Gosh, you don't say? How unsurprisingly obvious. Biology, biochemistry and evolution 101.
Genders Differ Dramatically in Evolved Mate Preferences | UT News | The University of Texas at Austin: "Men’s and women’s ideas of the perfect mate differ significantly due to evolutionary pressures, according to a cross-cultural study on multiple mate preferences by psychologists at The University of Texas at Austin.
The study of 4,764 men and 5,389 women in 33 countries and 37 cultures showed that sex differences in mate preferences are much larger than previously appreciated and stable across cultures...
Many want to believe that women and men are identical in their underlying psychology, but the genders differ strikingly in their evolved mate preferences in some domains,” said co-author of the study and psychology professor David Buss. “The same holds true in highly sexually egalitarian cultures such as Sweden and Norway as in less egalitarian cultures such as Iran.”"
The researchers suggest that these patterns of mate preferences are far more linked to gender than any individual mate preference examined separately would suggest.
Researchers found that they could predict a person’s sex with 92.2 percent accuracy if they knew his or her mate preferences.
According to the study, men favor mates who are younger and physically attractive. Women seek older mates with good financial prospects, higher status and ambition.
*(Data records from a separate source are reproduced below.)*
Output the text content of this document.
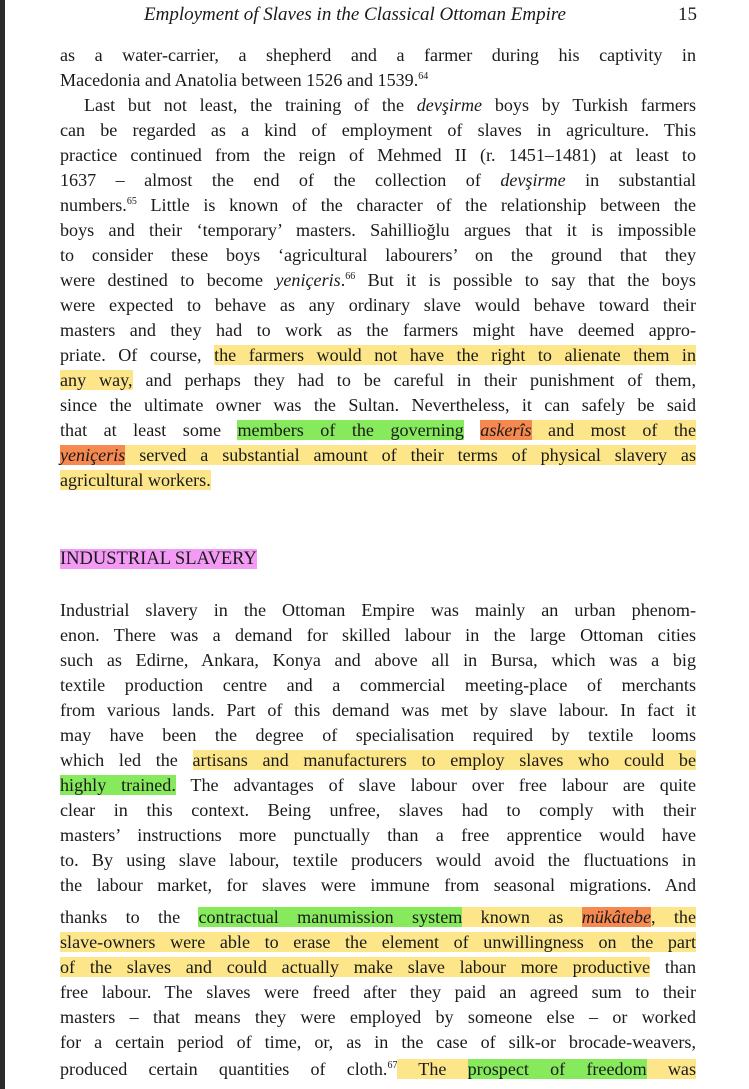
Employment of Slaves in the Classical Ottoman Empire	15
as a water-carrier, a shepherd and a farmer during his captivity in
Macedonia and Anatolia between 1526 and 1539.64
Last but not least, the training of the devşirme boys by Turkish farmers
can be regarded as a kind of employment of slaves in agriculture. This
practice continued from the reign of Mehmed II (r. 1451–1481) at least to
1637 – almost the end of the collection of devşirme in substantial
numbers.$^{65}$ Little is known of the character of the relationship between the
boys and their ‘temporary’ masters. Sahillioğlu argues that it is impossible
to consider these boys ‘agricultural labourers’ on the ground that they
were destined to become yeniçeris.$^{66}$ But it is possible to say that the boys
were expected to behave as any ordinary slave would behave toward their
masters and they had to work as the farmers might have deemed appro-
priate. Of course, the farmers would not have the right to alienate them in
any way, and perhaps they had to be careful in their punishment of them,
since the ultimate owner was the Sultan. Nevertheless, it can safely be said
that at least some members of the governing askerîs and most of the
yeniçeris served a substantial amount of their terms of physical slavery as
agricultural workers.
INDUSTRIAL SLAVERY
Industrial slavery in the Ottoman Empire was mainly an urban phenom-
enon. There was a demand for skilled labour in the large Ottoman cities
such as Edirne, Ankara, Konya and above all in Bursa, which was a big
textile production centre and a commercial meeting-place of merchants
from various lands. Part of this demand was met by slave labour. In fact it
may have been the degree of specialisation required by textile looms
which led the artisans and manufacturers to employ slaves who could be
highly trained. The advantages of slave labour over free labour are quite
clear in this context. Being unfree, slaves had to comply with their
masters’ instructions more punctually than a free apprentice would have
to. By using slave labour, textile producers would avoid the fluctuations in
the labour market, for slaves were immune from seasonal migrations. And
thanks to the contractual manumission system known as mükâtebe, the
slave-owners were able to erase the element of unwillingness on the part
of the slaves and could actually make slave labour more productive than
free labour. The slaves were freed after they paid an agreed sum to their
masters – that means they were employed by someone else – or worked
for a certain period of time, or, as in the case of silk-or brocade-weavers,
produced certain quantities of cloth.$^{67}$ The prospect of freedom was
“Because women bear the cost of pregnancy and lactation, they often faced the adaptive problem of acquiring resources to produce and support offspring, while men faced adaptive problems of identifying fertile partners and sought cues to fertility and future reproductive value,” Conroy-Beam said."
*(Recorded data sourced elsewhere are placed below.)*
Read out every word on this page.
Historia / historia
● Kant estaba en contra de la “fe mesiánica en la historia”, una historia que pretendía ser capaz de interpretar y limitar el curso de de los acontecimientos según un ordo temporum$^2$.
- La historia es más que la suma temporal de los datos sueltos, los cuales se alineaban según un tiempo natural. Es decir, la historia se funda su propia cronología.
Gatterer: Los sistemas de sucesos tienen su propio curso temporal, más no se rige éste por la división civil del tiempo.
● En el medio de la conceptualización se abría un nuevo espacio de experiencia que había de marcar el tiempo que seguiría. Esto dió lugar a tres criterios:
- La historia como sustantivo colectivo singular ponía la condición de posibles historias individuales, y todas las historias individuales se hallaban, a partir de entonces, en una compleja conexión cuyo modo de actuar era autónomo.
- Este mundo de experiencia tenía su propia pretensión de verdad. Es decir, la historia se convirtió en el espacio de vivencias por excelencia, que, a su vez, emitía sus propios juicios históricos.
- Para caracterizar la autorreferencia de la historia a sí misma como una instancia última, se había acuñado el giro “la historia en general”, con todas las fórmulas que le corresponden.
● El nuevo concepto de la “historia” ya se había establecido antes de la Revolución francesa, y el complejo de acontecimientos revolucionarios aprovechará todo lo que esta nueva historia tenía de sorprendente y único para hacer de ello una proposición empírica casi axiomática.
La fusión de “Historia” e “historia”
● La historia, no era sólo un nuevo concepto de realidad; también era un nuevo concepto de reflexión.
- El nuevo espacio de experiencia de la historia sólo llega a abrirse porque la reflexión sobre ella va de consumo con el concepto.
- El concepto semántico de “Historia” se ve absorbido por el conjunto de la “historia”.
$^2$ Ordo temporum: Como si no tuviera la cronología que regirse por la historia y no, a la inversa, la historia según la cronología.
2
In other news, men like asses.
Lumbar curvature: a previously undiscovered standard of attractiveness - Evolution and Human Behavior: "This paper reports independent studies supporting the proposal that human standards of attractiveness reflect the output of psychological adaptations to detect fitness-relevant traits. We tested novel a priori hypotheses based on an adaptive problem uniquely faced by ancestral hominin females: a forward-shifted center of mass during pregnancy. The hominin female spine possesses evolved morphology to deal with this adaptive challenge: wedging in the third-to-last lumbar vertebra. Among ancestral women, vertebral wedging would have minimized the net fitness threats posed by hypolordosis and hyperlordosis, thereby creating selective pressures on men to prefer such women as mates. On this basis, we hypothesized that men possess evolved mate preferences for women with this theoretically optimal angle of lumbar curvature...
"In Study 1, as hypothesized, men’s attraction toward women increased as women’s lumbar curvature approached this angle. However, vertebral wedging and buttock mass can both influence lumbar curvature. Study 2 thus employed a forced-choice paradigm in which men selected the most attractive woman among models exhibiting the same lumbar curvature, but for different morphological reasons. Men again tended to prefer women exhibiting cues to a degree of vertebral wedging closer to optimum. This included preferring women whose lumbar curvature specifically reflected vertebral wedging rather than buttock mass. These findings reveal novel, theoretically anchored, and previously undiscovered standards of attractiveness."